Die Ligamannschaft der TS Einfeld in der Saison 2025-2026. © 2025 Jana Reimers
Am morgigen Freitagabend werden in Schleswig-Holstein die letzten beiden Verbandsligaaufsteiger ermittelt. Dabei empfängt die TS Einfeld den VfB Kiel. Anstoß auf dem TSE-Sportplatz am Roschdohler Weg ist um 19.00 Uhr.
Nachdem der VfL Kellinghusen und der SV Frisia 03 Risum-Lindholm II bereits als künftige Verbandsligisten feststehen, gibt es am Freitag noch eine weitere Partie, in der ein Aufsteiger ermittelt wird. Dabei treffen um 19.30 Uhr der TSV Pansdorf II und Eutin 08 II aufeinander. Das Hinspiel in der Rosenstadt endete mit einem 1:1-Remis.

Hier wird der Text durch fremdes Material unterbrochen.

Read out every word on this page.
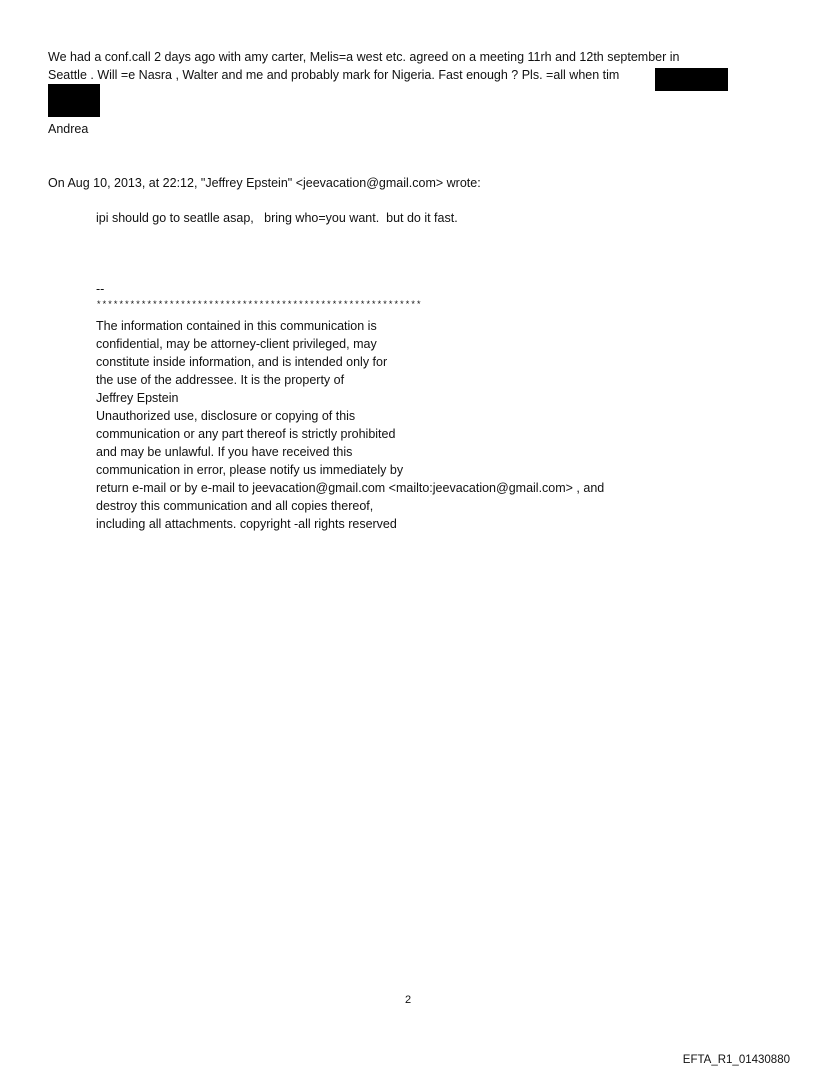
We had a conf.call 2 days ago with amy carter, Melis=a west etc. agreed on a meeting 11rh and 12th september in
Seattle . Will =e Nasra , Walter and me and probably mark for Nigeria. Fast enough ? Pls. =all when tim
Andrea
On Aug 10, 2013, at 22:12, "Jeffrey Epstein" <jeevacation@gmail.com> wrote:
ipi should go to seatlle asap,   bring who=you want.  but do it fast.
--
**********************************************************
The information contained in this communication is
confidential, may be attorney-client privileged, may
constitute inside information, and is intended only for
the use of the addressee. It is the property of
Jeffrey Epstein
Unauthorized use, disclosure or copying of this
communication or any part thereof is strictly prohibited
and may be unlawful. If you have received this
communication in error, please notify us immediately by
return e-mail or by e-mail to jeevacation@gmail.com <mailto:jeevacation@gmail.com> , and
destroy this communication and all copies thereof,
including all attachments. copyright -all rights reserved
2
EFTA_R1_01430880
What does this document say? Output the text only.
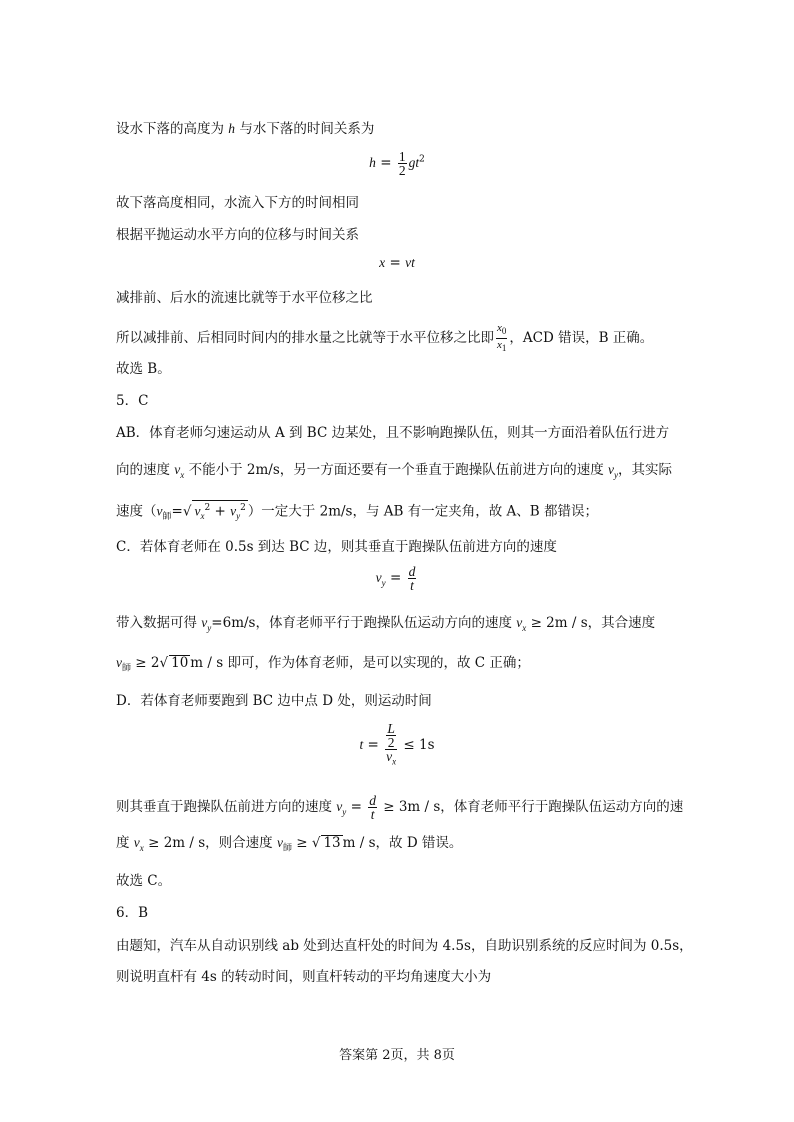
设水下落的高度为 h 与水下落的时间关系为
$h = \frac{1}{2} gt^2$
故下落高度相同，水流入下方的时间相同
根据平抛运动水平方向的位移与时间关系
x = vt
减排前、后水的流速比就等于水平位移之比
所以减排前、后相同时间内的排水量之比就等于水平位移之比即 $\frac{x_0}{x_1}$ ，ACD 错误，B 正确。
故选 B。
5．C
AB．体育老师匀速运动从 A 到 BC 边某处，且不影响跑操队伍，则其一方面沿着队伍行进方
向的速度 $v_x$ 不能小于 2m/s，另一方面还要有一个垂直于跑操队伍前进方向的速度 $v_y$，其实际
速度（$v_師=√$ $v_x^2 + v_y^2$ ）一定大于 2m/s，与 AB 有一定夹角，故 A、B 都错误；
C．若体育老师在 0.5s 到达 BC 边，则其垂直于跑操队伍前进方向的速度
$v_y = \frac{d}{t}$
带入数据可得 $v_y=6m/s$，体育老师平行于跑操队伍运动方向的速度 $v_x \ge 2m / s$，其合速度
$v_師 \ge 2√$ 10 m / s 即可，作为体育老师，是可以实现的，故 C 正确；
D．若体育老师要跑到 BC 边中点 D 处，则运动时间
$t = \frac{\frac{L}{2}}{v_x} \le 1s$
则其垂直于跑操队伍前进方向的速度 $v_y = \frac{d}{t} \ge 3m / s$，体育老师平行于跑操队伍运动方向的速
度 $v_x \ge 2m / s$，则合速度 $v_師$ ≥ √ 13 m / s，故 D 错误。
故选 C。
6．B
由题知，汽车从自动识别线 ab 处到达直杆处的时间为 4.5s，自助识别系统的反应时间为 0.5s，
则说明直杆有 4s 的转动时间，则直杆转动的平均角速度大小为
答案第 2页，共 8页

Auch das Rückspiel zwischen der TS Einfeld und dem Traditionsclub VfB Kiel verspricht große Spannung, wenngleich die „Männer vom See“ das Hinspiel auf der Waldwiese mit 3:1 für sich entscheiden konnten.

Deshalb warnt auch TSE-Coach Dennis Sanft, der seit zweieinhalb Jahren am Roschdohler Weg das Zepter führt, eindringlich vor dem Rückspiel.
„Wir haben uns eine gute Ausgangsposition verschafft. Mehr nicht. Noch ist es nicht vorbei. Wir sind gewarnt. Der VfB Kiel hat keine schlechte Mannschaft. Das 3:1 ist zwar ein guter Vorsprung, aber wir müssen aufpassen. Die werden voll raufgehen und loslegen wie die Feuerwehr. Da müssen wir stabil bleiben.“
Nach zwei Vizemeisterschaften und dem Scheitern in der Aufstiegsrelegation im Vorjahr an der SG Elmenhorst/Tremsbüttel peilen die „Männer vom See“ nun den Wiederaufstieg in die Verbandsliga an. Zuletzt spielten sie dort in der Saison 2022/2023 und beendeten die Spielzeit auf dem 14. Platz.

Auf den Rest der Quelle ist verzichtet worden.